Movement paraphrase corresponding with image data is added in image data according to the control paraphrase in local audio.

Through the above technical solutions, control paraphrase can for it is multiple have control meaning words, such as " the next item up ", " under One " or " increasing screen intensity " etc., if identifying " the next item up ", show next image data or next image Target increases the brightness of display screen if identifying " increasing screen intensity "；Movement meaning can be had to be multiple by acting paraphrase Word, such as " grayscale image ", " amplification " or " diminution " etc., if identifying " grayscale image ", the gray scale of display image data Figure, if identifying " amplification " or " diminution ", the image object in the display image data that zooms in or out, amplification factor or Person's minification can be previously set, can also by subsequent speech recognition go out number depending on.

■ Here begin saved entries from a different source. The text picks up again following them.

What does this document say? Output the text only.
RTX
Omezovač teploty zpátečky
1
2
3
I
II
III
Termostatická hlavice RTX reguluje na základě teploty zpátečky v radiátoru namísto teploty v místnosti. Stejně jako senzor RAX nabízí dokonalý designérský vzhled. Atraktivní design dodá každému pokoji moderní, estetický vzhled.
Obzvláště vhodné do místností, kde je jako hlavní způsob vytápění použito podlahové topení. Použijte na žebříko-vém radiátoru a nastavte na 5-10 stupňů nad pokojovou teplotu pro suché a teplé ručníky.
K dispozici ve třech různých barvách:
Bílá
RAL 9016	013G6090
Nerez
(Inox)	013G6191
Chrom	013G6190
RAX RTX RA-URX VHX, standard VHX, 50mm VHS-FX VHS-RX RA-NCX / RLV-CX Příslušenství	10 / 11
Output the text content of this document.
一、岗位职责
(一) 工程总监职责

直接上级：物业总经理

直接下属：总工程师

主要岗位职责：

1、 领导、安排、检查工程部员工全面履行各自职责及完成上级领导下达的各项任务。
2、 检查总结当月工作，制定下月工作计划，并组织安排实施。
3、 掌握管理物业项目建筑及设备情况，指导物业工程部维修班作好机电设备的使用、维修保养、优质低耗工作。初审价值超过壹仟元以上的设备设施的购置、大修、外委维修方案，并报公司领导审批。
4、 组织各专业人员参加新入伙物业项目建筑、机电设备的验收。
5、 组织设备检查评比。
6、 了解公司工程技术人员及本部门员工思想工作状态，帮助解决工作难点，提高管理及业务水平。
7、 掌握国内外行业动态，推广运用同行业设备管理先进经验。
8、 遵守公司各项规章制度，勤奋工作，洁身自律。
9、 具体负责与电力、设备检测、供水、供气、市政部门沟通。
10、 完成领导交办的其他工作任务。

Further, further includes:

Image object is multiple；

A kind of identification audio object corresponding with one of image object；

Display multiple images data side by side.

Further, further includes:

Change the control paraphrase of all image datas according to the control paraphrase in local audio.

To achieve the above object two, the present invention provides the following technical scheme that

It is a kind of based on audio-video identification intelligent display device, based on display screen, screen data be connected with control centre's module, The picture recognition module and audio identification module connecting respectively with control centre module data, picture recognition module is for acquiring And image is analyzed, audio identification module is for acquiring and analyzing audio, and control centre's module is for receiving image and analysis knot Fruit, and by image and analysis as the result is shown in display screen；

Picture recognition module acquires out image data and image data is sent to control centre's module, and audio identification module can adopt Collect audio data out and audio data is sent to control centre's module；

Further include:

Picture recognition module includes camera and the recognition processor with camera data connection, and camera is for acquiring image Data, recognition processor is for receiving image data and from identifying image object in image data and its in image data Position coordinates；

Audio identification module includes audio collection device and the analysis processor with audio collection device data connection, audio collection device For acquiring audio data, analysis processor is for receiving audio data and identifying audio object and sound from audio data Local audio belonging to frequency target；

Control centre's module includes the center processor with recognition processor and analysis processor data connection, center processor Data connection has video-stream processor, and video-stream processor is connect with screen data, center processor receive recognition processor and The data of analysis processor, and drive display screen to show by video-stream processor；

It include matched data component in center processor, matched data component is used to match activities and local audio, if Successful match, then sending content to recognition processor is to add the label letter of label symbol in image data according to position coordinates Number；

Recognition processor receives marking signal, according to pre-set instruction modification and updates picture number according to marking signal According to recognition processor sends image data to center processor.

Further, include: in analysis processor

Initial audio component, for establishing the audio interpreted library for being preset with multiple control paraphrase；

Corresponding paraphrase component controls paraphrase in image data or display properties for corresponding with recognition processor data connection；

It identifies paraphrase component, goes out the control paraphrase in local audio for identification；

Change paraphrase component, for changing the control paraphrase of image data according to the control paraphrase in local audio, or, according to office Control paraphrase in portion's audio changes the control paraphrase of display properties.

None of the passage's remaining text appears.